If you pay off the home equity loan at the same rate that you have already been paying your credit card debt ($175 per month) you will pay off your home equity loan in only 70 months, or a bit less than six years. After six years you could take that same $175 per month and invest it at a 5% return. At the end of eight years (which is the end of your original 15-year home equity loan period) you will have over $24,000-almost double the amount you invested!

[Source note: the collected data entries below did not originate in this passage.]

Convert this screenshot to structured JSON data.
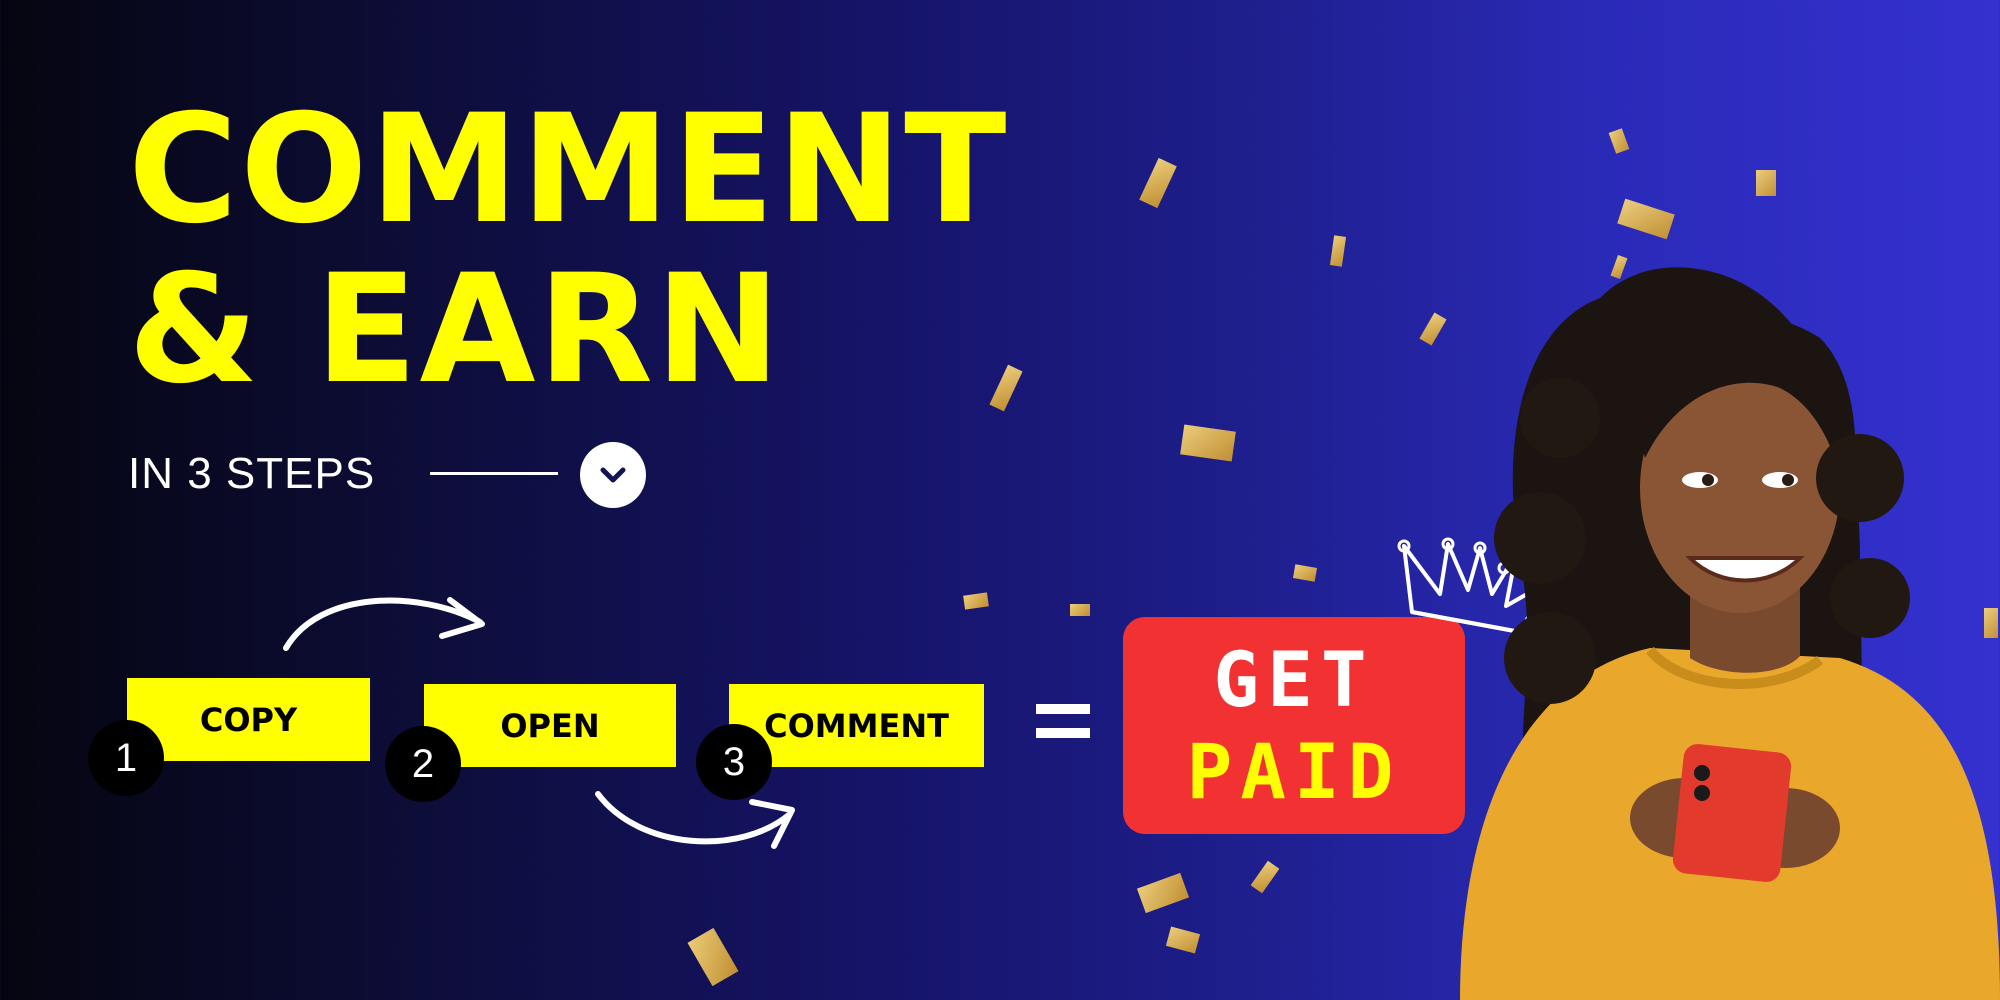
{
  "headline": {
    "line1": "COMMENT",
    "line2": "& EARN"
  },
  "subtitle": "IN 3 STEPS",
  "steps": [
    {
      "number": "1",
      "label": "COPY"
    },
    {
      "number": "2",
      "label": "OPEN"
    },
    {
      "number": "3",
      "label": "COMMENT"
    }
  ],
  "equals_sign": "=",
  "cta": {
    "line1": "GET",
    "line2": "PAID"
  },
  "icons": [
    "chevron-down-icon",
    "arrow-icon",
    "crown-icon"
  ],
  "colors": {
    "accent": "#ffff00",
    "cta": "#f23232",
    "sweater": "#e9a82c"
  }
}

The Risks of a Home Equity Loan
The main thing to consider when shifting debt from credit cards to a home equity loan is that credit cards are unsecured loans, while home equity loans are secured by collateral - your home. You need to consider several risk factors:
- Is your income secure? Do you have savings? What would happen if you lost your job or suffered a cut in income? If you default on your home equity loan, your lender could foreclose on your house. If you default on your credit card payments, the credit card company can make your life miserable by damaging your credit rating, initiating collection action, and calling you on the phone. But they cannot take your house.
- How much equity is in your home? If your home is appraised at $250,000 and you are paying a first mortgage, check how much principal you owe. Let's say you've been paying for five years and you still owe the bank $200,000. The equity you have is $50,000. The bank calculates the loan-to-value ratio to determine how much it will lend you. If you have good credit, a bank may use an 80% LTV, which would be 80% of $55,000, or $40,000. This will be more than enough to cover your $10,000 credit card debt.
- Don't forget to consider the bank's loan fees. If the difference between paying off your credit cards and paying off a home equity loan is slight, then add in the loan fees - they may tip the balance away from the home equity loan.